Yes the loans are interest free but that doesn’t paint the whole picture

It’s true that the HECS-HELP loan is interest free. It’s indexed every year (upwards or downwards, usually upwards) according to CPI (a measure of inflation as we know). But this isn’t the same as interest. You’re not being punished at commercial interest rates which will compound and inflate the level of your debt at a much more rapid pace than CPI (ie the situation at hand in the US of A). So in that respect it’s an extremely generous loan. Where it really starts to hurt you is in the following circumstances:

  1. Borrowing money: When you finally listen to the know-it-all boomers and give up your weekly smashed avo feeds to plunge your finances deep into an overleveraged Aussie housing market, you’ll come to learn lenders are unfathomably illogical when it comes to your HECS-HELP debt. The bank will for some misguided reason assume you will have a HECS-HELP balance during the entire life of a 30-year mortgage and reduce your borrowing capacity accordingly. For example, I have a little under $40k remaining on my HECS-HELP balance but I’ve come to understand the bank will reduce my borrowing capacity by almost $200k as a result even though they know exactly what my annual mandatory repayment contributions are and therefore exactly how long it will take to repay (well under 30 years). Even if my HECS-HELP balance was $1k the bank would still reduce my borrowing capacity by the $200k, defying all sense of logic. This essentially strong-arms you into voluntarily parting with a hefty chunk of your deposit to pay down the debt if you need the increased borrowing capacity to put forward more realistic offers to vendors.

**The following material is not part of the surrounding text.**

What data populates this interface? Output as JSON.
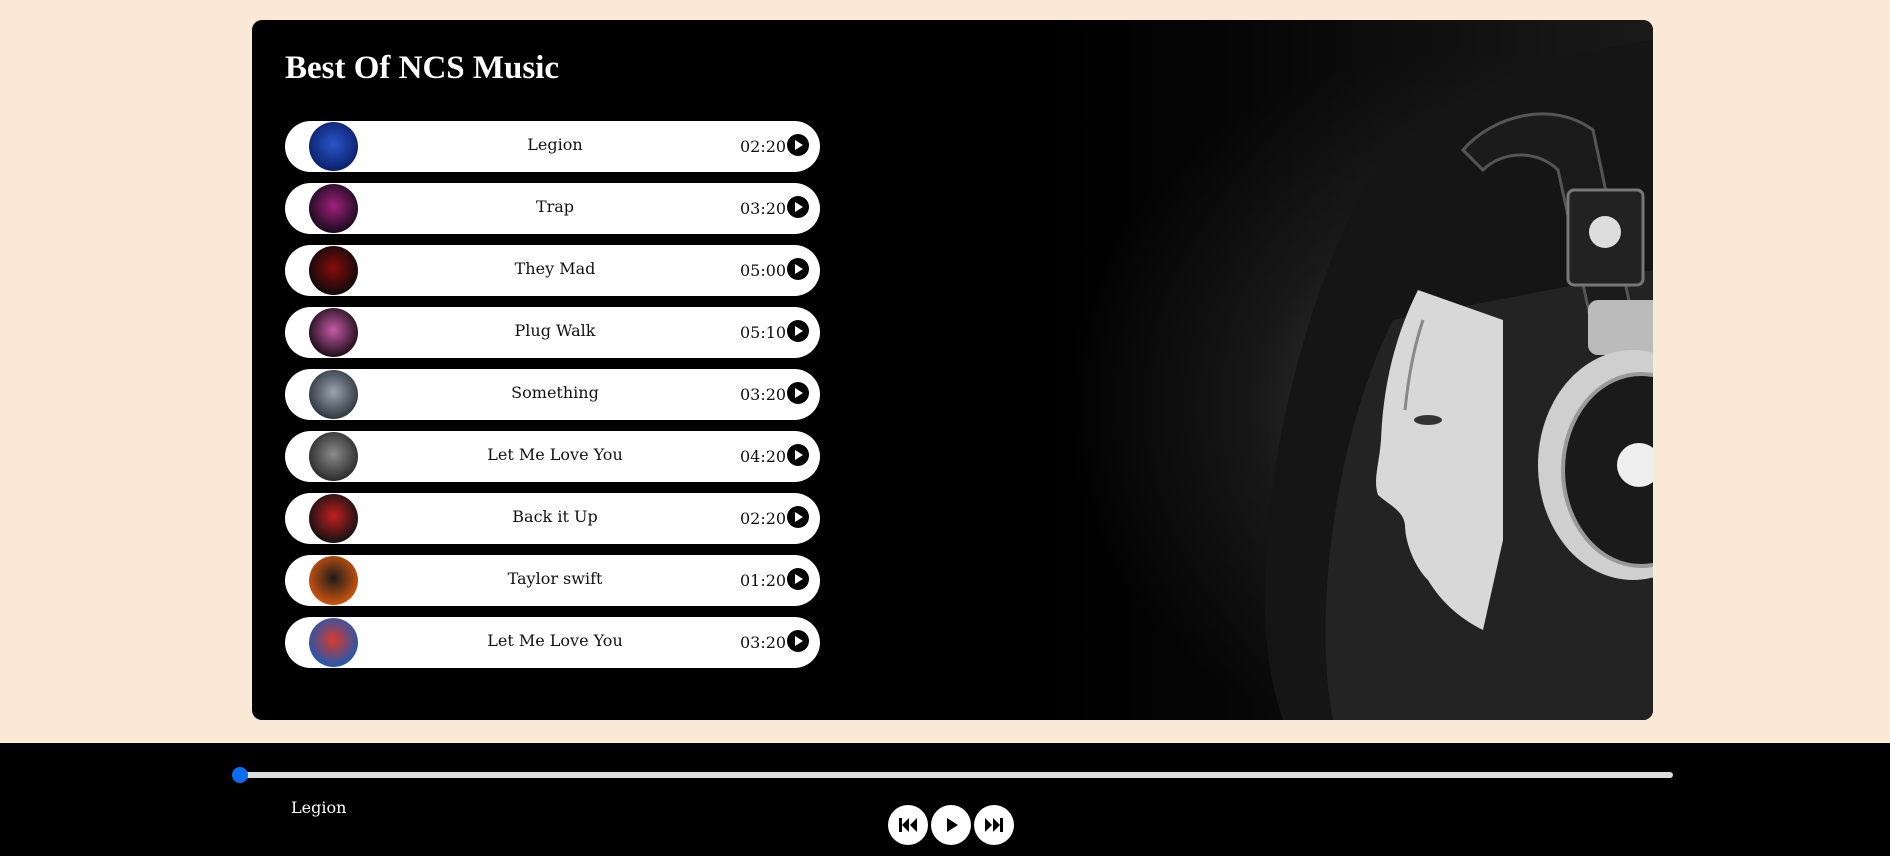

  2. Harsh repayment thresholds: The loan itself may be interest-free but the repayment thresholds can be quite taxing. Your annual repayment rate is a fraction of your “repayment income” for the relevant financial year. This is different to taxable income so if you’re curious and you do not have an interesting life, you should google the difference. The repayment rate is a progressive scale and starts generously low. Someone earning around $47k per year incl super will pay back 1% of their pre-tax repayment income which equates to $470. On the other hand someone earning around $138k per year incl super will pay back 10% of their pre-tax repayment income which equates to a whopping $13,800 per year. “Pre-tax” is key here. A pre-tax salary of $138k per year incl super with private hospital cover and no deductions is ~$80k after-tax. $80k is a very respectable sum of money but $13,800 is over 17% of that after-tax income.

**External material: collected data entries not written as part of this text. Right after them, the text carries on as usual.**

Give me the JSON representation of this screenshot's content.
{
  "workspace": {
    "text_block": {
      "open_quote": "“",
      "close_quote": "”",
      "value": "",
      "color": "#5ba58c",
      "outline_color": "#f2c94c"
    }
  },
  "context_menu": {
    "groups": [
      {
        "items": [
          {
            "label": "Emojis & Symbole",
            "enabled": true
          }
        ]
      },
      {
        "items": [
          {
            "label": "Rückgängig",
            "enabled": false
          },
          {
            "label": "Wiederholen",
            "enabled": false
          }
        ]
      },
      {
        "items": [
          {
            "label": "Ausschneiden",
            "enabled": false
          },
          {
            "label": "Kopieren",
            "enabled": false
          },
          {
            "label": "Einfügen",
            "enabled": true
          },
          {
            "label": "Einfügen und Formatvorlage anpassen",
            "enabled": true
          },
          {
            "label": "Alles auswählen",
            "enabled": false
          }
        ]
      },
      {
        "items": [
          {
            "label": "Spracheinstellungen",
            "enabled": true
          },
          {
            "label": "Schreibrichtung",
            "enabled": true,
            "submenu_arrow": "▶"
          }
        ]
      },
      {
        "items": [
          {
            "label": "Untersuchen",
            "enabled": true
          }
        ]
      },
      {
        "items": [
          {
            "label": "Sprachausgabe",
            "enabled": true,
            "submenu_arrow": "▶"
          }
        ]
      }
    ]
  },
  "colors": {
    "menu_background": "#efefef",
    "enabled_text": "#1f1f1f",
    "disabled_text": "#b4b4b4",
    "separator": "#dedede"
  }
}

    As your income grows these repayment thresholds seriously subdue your earning capacity which takes a toll on your quality of life. You may find yourself forced to opt for the older apartment, favouring public transportation over driving even in inconvenient situations, skipping social events, missing out on investment opportunities and yes… even swapping the disagreeable Jesus sandals for a no-name brand equivalent which is not as comfortable as the birks.

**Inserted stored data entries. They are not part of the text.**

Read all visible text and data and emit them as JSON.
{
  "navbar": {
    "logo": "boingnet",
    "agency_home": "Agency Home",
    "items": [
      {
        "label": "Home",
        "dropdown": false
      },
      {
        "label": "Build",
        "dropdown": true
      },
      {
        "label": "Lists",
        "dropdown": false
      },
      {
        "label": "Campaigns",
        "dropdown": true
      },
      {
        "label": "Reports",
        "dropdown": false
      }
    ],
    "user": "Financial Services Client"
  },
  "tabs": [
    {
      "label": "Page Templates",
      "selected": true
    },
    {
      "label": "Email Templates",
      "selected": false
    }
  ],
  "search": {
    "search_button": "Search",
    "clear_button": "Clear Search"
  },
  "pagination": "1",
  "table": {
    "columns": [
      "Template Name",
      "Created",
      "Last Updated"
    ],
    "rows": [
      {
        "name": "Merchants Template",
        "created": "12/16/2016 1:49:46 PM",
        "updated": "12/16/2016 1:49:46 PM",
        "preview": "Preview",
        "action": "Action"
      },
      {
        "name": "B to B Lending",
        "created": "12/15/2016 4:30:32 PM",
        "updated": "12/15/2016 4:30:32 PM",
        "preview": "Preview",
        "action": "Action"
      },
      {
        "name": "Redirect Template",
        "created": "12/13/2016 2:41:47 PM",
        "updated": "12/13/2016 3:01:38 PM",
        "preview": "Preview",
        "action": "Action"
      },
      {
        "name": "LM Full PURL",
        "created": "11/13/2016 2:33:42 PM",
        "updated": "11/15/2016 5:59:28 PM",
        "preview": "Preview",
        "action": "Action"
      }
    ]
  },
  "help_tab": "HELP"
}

Students take on the debt and agree to be obliged to pay it back. I’m not suggesting we all have our loans forgiven. Although this may seem like an out-of-sight, out-of-mind problem, it won’t always be that way so I’m simply asking you to be very certain of your desired course of study and to be very careful about how much debt you take on. I also ask that the banks update their internal borrowing calculators to resolve the idiotic means by which they handle HECS-HELP debts. The current system is beyond stupid and whoever thought it up should be ashamed.